Twickenham’s own Anna Calvi, had an eponymous debut outing that shimmied through the shipwrecks of tragedy, hydrochloric lust and the shivering bones of the Grim Reaper, and its follow up One Breath is reluctant to let those themes settle in any form of resting place. Calvi returns to the scenes of her most infamous crimes, but with designs to unleash hell; her second LP does tread familiar thematic territory, but now she’s got the cojones to do it via swaggering Freddie Mercury-esque struts, the delirious grandeur of Matt Bellamy in the deepest trenches of his megalomania and the sheer gothicity of the new class of dark-pop like Nadine Shah, Chelsea Wolfe or Anna Von Hausswolff. Everything’s just turned up to 11: the louds are louder and the quiets quieter.
On ‘Sing To Me’, for example, she follows her familiar post-rock structure of eggshell-china fragility to climactic, operatic dramatics. It begins a macabre tango – her oft-noted flamenco guitars/style rearing its head – and slowly, but gradually becomes engorged with cinematic ’60s strings until you’re almost completely certain that its the leaked opening number for the next James Bond flick. ‘Piece By Piece’, opens with tangled-web staccato strings and quasi-R&B beats, Calvi’s dusty vocals mimicking a lascivious axe riff; it’s like Haim if they dabbled in benzos, even down to the similarities between huge farty brass-bass (check ‘My Song 5′ by Haim).
There are times that are more reeled in though. ‘Cry’ leans heavily on Calvi’s golden pipes – not a bad thing by any stretch – with harmonic organs and a jazzy rhythmic pulse. Guitars occasionally thrash and squeal, but it’s more for a contrast than a girder of the song. ‘Bleed Into Me’ proudly presents tormented melodies amongst the everlasting echo of reverb-laced backing vox. It’s a hymnal cut, dressed with swampy fretwork and the morose keys. ‘The Bridge’, is a more experimental effort than much of the album.
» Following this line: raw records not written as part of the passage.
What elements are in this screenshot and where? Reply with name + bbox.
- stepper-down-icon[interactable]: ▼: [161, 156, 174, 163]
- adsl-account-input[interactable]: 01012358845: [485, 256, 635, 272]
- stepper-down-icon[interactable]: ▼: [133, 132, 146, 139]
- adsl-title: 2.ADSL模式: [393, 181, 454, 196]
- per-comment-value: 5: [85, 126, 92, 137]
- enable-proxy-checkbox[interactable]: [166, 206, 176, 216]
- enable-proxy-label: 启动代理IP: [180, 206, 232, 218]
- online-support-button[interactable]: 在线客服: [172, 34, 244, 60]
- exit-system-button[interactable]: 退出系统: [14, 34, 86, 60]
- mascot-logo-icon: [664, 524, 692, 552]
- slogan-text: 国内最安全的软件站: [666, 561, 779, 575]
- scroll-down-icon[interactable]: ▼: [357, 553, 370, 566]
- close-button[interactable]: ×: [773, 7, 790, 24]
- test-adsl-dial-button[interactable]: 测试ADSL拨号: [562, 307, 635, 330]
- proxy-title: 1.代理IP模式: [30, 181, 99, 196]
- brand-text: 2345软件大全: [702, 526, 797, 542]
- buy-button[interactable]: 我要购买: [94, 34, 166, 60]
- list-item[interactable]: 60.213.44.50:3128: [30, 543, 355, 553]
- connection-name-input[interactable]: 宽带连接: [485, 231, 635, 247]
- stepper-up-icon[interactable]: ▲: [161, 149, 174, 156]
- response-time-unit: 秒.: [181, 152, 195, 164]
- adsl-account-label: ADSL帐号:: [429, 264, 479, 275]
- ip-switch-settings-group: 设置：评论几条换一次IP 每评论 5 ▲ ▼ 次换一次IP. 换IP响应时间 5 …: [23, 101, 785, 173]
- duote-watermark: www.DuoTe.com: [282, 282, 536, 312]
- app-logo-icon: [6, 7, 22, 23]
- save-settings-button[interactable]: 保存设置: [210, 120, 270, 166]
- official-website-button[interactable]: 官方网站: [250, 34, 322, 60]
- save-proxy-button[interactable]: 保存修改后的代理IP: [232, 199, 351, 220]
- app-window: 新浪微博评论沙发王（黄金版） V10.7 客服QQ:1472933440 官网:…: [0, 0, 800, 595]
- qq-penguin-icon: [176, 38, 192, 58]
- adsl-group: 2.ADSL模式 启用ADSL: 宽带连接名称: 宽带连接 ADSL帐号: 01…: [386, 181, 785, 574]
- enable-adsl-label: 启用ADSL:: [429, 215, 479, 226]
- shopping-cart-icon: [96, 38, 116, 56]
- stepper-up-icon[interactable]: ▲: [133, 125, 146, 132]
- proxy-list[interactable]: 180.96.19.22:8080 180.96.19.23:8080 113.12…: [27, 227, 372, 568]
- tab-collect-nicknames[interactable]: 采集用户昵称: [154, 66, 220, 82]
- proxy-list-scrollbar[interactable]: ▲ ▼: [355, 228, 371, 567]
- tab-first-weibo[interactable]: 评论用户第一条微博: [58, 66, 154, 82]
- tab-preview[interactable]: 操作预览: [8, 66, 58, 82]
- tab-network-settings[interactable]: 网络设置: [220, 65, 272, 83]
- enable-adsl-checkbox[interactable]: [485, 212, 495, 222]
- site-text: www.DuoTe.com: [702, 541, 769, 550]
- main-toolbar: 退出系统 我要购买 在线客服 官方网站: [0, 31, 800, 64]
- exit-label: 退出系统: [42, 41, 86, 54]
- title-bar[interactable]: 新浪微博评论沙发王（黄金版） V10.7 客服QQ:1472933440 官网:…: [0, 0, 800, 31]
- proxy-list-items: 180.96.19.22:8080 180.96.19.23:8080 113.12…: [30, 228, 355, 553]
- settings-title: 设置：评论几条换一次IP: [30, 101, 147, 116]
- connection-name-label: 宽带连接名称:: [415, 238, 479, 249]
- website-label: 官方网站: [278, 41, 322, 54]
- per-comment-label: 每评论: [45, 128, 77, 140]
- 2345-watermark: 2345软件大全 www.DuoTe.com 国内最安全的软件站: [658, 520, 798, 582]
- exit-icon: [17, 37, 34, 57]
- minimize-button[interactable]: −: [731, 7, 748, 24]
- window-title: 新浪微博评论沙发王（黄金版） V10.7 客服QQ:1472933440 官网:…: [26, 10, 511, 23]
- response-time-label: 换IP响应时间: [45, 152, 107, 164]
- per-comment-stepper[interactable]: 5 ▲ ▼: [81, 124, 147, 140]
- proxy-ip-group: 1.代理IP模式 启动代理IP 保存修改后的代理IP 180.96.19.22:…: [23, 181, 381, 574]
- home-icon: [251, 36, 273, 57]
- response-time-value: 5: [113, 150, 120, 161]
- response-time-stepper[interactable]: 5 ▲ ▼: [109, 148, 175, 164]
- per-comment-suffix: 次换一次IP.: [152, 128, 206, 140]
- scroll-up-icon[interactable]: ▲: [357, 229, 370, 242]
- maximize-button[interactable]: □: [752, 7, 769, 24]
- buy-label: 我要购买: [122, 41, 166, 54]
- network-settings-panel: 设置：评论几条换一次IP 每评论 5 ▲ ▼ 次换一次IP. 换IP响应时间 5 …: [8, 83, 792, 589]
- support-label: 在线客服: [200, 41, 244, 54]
Mammoth, swirling vocals and synth pads all pirouette together, whisked into a brew by Macbeth‘s witches. Calvi still stirs commotion, but with silence and ethereal tension rather than snarls and volume. It’s short and bittersweet.
The other major facet – we’ve covered the epic goth-stomp and the maudlin tears – is her salacious side. ‘Love Of My Life’, á la The Kills’ ‘Cheap and Cheerful’ or Lykke Li‘s ‘Get Some’ is a grinding abyss of distortion, thumping rock licks and filthy, tribal percussion. It’s big, dirty, obscene, NSFW rock thuggishness. This debauched streak through Calvi’s noises aren’t as present as some other elements, but on nigh every other track there’ll be a stab of strings or a churning fuzz or a gasping breath that will just have you thrust into a world of goosebumps and blacklights. It’s subtle, but even amongst the operatic art-rock kerfuffle, it’s still noticeable.
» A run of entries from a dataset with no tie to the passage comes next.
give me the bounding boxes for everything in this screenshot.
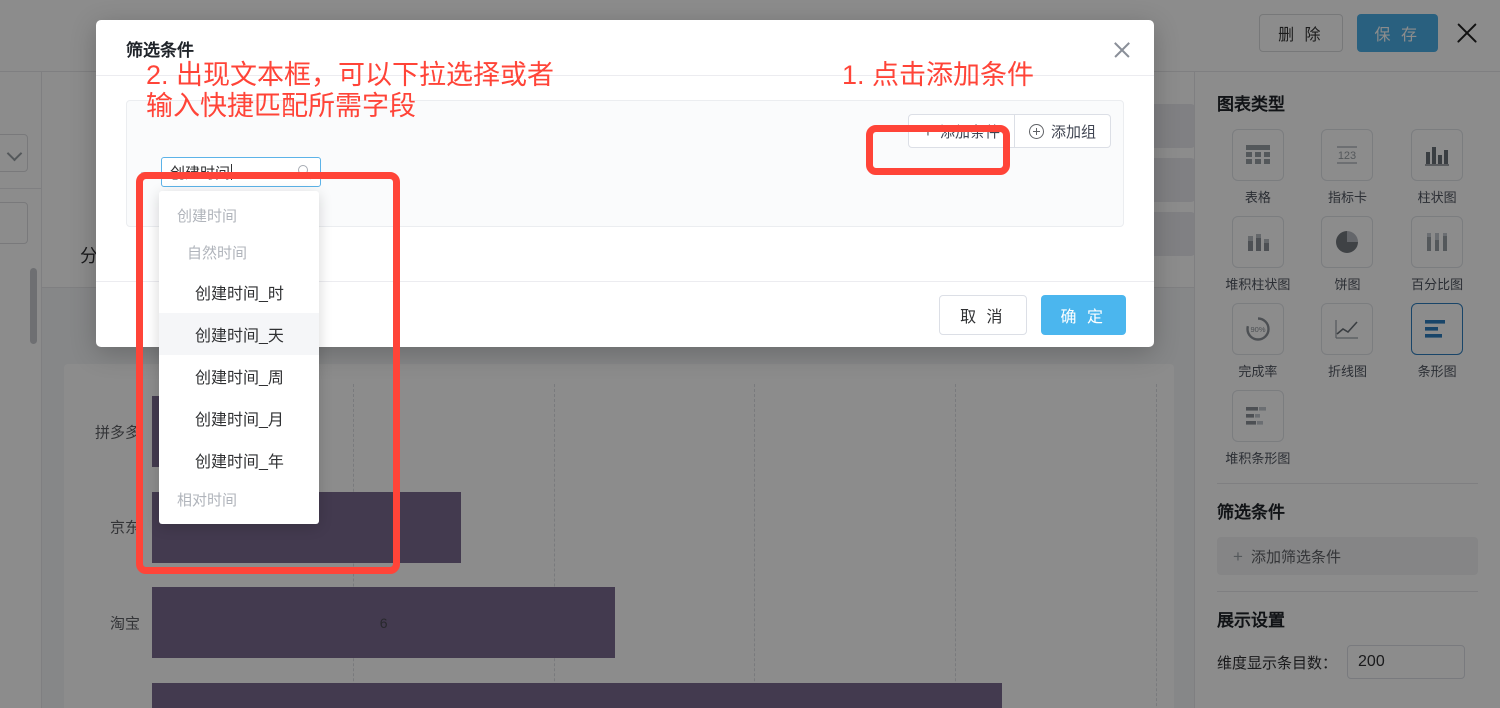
confirm-button[interactable]: 确 定: [1040, 294, 1126, 335]
modal-title: 筛选条件: [126, 41, 194, 60]
screen-root: 删 除 保 存 分 拼多多京东淘宝6抖音11: [0, 0, 1500, 708]
annotation-box-add-condition: [866, 125, 1010, 175]
cancel-button[interactable]: 取 消: [939, 294, 1027, 335]
annotation-step-2: 2. 出现文本框，可以下拉选择或者 输入快捷匹配所需字段: [146, 60, 555, 122]
add-group-label: 添加组: [1050, 123, 1096, 141]
annotation-step-1: 1. 点击添加条件: [842, 60, 1035, 90]
modal-close-icon[interactable]: [1112, 40, 1132, 60]
add-group-button[interactable]: 添加组: [1014, 114, 1111, 148]
circle-plus-icon: [1028, 123, 1044, 139]
annotation-box-field-dropdown: [136, 172, 400, 574]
Anna Calvi’s second record pushes her own boundaries – she doesn’t develop many groundbreaking discoveries or reinvent any wheels in the grander scope of things, but compared to her first LP, we’ve got something far removed. It’s haughtier, humbler, more powerful, more delicate; it’s like Anna Calvi was dipping a toe in the sea, and now that she knows that the world rather quite approves of her, she’s ripped the ripcord and is delivering the beast within.